Equityworld Futures Trillium Surabaya – Berikut merupakan informasi terbaru terkait Ini 3 Raksasa Rating Global Bikin Dunia Gemetar: SdanP, Moody’s dan Fitch yang dirangkum dari berbagai sumber terpercaya dan telah disesuaikan oleh Tim Riset EWF untuk memberikan pemahaman yang lebih jelas kepada pembaca.
Khusus untuk negara, penilaian tersebut dikenal sebagai sovereign credit rating..
Oleh sebab itu, arah penilaian ke depan menjadi lebih rentan tetap penting. menjadi konsekuensi dari Meski Artinya, Indonesia masih berada di kelas investment grade versi Moody’s,, namun ada faktor risiko yang dinilai meningkat..
Di sisi lain, berikut ini adalah tiga lembaga yang paling banyak digunakan sebagai acuan oleh global. justru terjadi walaupun Ada cukup banyak lembaga pemeringkat kredit di dunia,..
Hal ini disebabkan oleh risikonya dinilai lebih tinggi, akibatnya Kelompok ini kerap dijuluki non investment grade atau junk..
Terakhir S&P menilai Indonesia berada di level BBB dengan outlook stabil..
Fitch Ratings merupakan salah satu dari tiga lembaga pemeringkat kredit global yang paling sering dijadikan rujukan investor internasional, terutama untuk membaca risiko sebuah negara dalam membayar kewajiban utangnya..
Kekuatan mesin ekonomi – seberapa solid pertumbuhan sekaligus daya tahan terhadap gejolak global..
Roeslani, ditambah lagi dengan sejumlah menteri di bawah kabinet Merah Putih…
Sebagai catatan, Indonesia pertama kali kembali masuk investment grade versi Fitch pada era Presiden Susilo Bambang Yudhoyono..
Hasil penilaian ini kemudian dituangkan dalam dua indikator utama, yakni rating, ditambah lagi dengan outlook…
Lembaga rating global menilai peringkat berdasarkan beberapa variabel, di antaranya:.
Rasio utang terhadap PDB – seberapa berat beban utang dibanding ukuran ekonomi.

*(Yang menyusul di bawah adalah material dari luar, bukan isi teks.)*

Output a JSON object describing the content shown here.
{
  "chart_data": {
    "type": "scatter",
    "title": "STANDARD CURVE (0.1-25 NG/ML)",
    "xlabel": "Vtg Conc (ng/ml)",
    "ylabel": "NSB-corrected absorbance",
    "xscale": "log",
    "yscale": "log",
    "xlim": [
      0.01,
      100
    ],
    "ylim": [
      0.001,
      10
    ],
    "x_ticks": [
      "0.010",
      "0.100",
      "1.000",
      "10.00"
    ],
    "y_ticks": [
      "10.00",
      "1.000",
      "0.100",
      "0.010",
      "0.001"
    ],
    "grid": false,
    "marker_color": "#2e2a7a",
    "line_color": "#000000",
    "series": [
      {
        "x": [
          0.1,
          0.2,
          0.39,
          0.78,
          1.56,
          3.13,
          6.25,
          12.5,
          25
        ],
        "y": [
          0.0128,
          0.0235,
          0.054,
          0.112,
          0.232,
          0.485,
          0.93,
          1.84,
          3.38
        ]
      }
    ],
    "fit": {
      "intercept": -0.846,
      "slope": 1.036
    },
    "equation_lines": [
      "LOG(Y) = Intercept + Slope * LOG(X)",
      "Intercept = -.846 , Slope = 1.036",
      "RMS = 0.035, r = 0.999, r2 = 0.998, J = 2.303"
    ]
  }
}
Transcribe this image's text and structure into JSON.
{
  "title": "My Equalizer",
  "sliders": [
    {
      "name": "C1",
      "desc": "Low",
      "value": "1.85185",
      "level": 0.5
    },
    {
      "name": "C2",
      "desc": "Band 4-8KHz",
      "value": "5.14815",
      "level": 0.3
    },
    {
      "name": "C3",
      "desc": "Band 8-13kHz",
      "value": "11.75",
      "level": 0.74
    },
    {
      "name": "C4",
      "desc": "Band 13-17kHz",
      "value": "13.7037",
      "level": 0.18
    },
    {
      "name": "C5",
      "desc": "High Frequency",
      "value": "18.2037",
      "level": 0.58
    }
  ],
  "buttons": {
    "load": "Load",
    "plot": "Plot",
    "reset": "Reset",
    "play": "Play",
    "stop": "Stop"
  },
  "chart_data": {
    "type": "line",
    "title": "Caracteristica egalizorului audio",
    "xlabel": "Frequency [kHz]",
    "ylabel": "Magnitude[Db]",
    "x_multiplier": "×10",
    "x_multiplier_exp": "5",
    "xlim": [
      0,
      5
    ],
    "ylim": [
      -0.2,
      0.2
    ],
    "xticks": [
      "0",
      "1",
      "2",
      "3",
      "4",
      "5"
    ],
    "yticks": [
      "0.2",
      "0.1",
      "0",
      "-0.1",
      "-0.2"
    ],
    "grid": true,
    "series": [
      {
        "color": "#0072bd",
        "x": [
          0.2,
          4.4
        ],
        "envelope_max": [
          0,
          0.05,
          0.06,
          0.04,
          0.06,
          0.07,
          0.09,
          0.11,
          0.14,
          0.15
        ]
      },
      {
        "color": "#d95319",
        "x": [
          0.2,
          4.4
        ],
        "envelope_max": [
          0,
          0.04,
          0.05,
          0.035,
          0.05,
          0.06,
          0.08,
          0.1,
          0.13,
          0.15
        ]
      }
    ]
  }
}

Selain rating, ada outlook yang merupakan arah pan sekaligus gan lembaga pemeringkat untuk beberapa waktu ke depan, apakah peringkat cenderung stabil atau berisiko berubah..
Jakarta, CNBC Indonesia – Isu rating pemerintah tengah menjadi sorotan, terutama sejak Moody’s menurunkan outlooknya..
Terbaru, Moody’s memangkas outlook Indonesia menjadi negatif dari sebelumnya stabil, meski mempertahankan peringkat kredit di level investment grade.
// .
Bagi pasar, perubahan outlook biasanya dipantau ketat terjadi karena sering menjadi peringatan awal sebelum perubahan rating terjadi…
Mereka membedah fondasi ekonomi suatu negara dari berbagai sisi, mulai dari:.
Ketika rating sebuah negara kuat, ditambah lagi dengan berada di level investment grade, basis investornya cenderung lebih luas dan biaya pendanaannya lebih murah…
Selain itu ada, Standard and Poor’s Global Ratings atau S&P yang masih menempatkan Indonesia dalam kategori layak investasi.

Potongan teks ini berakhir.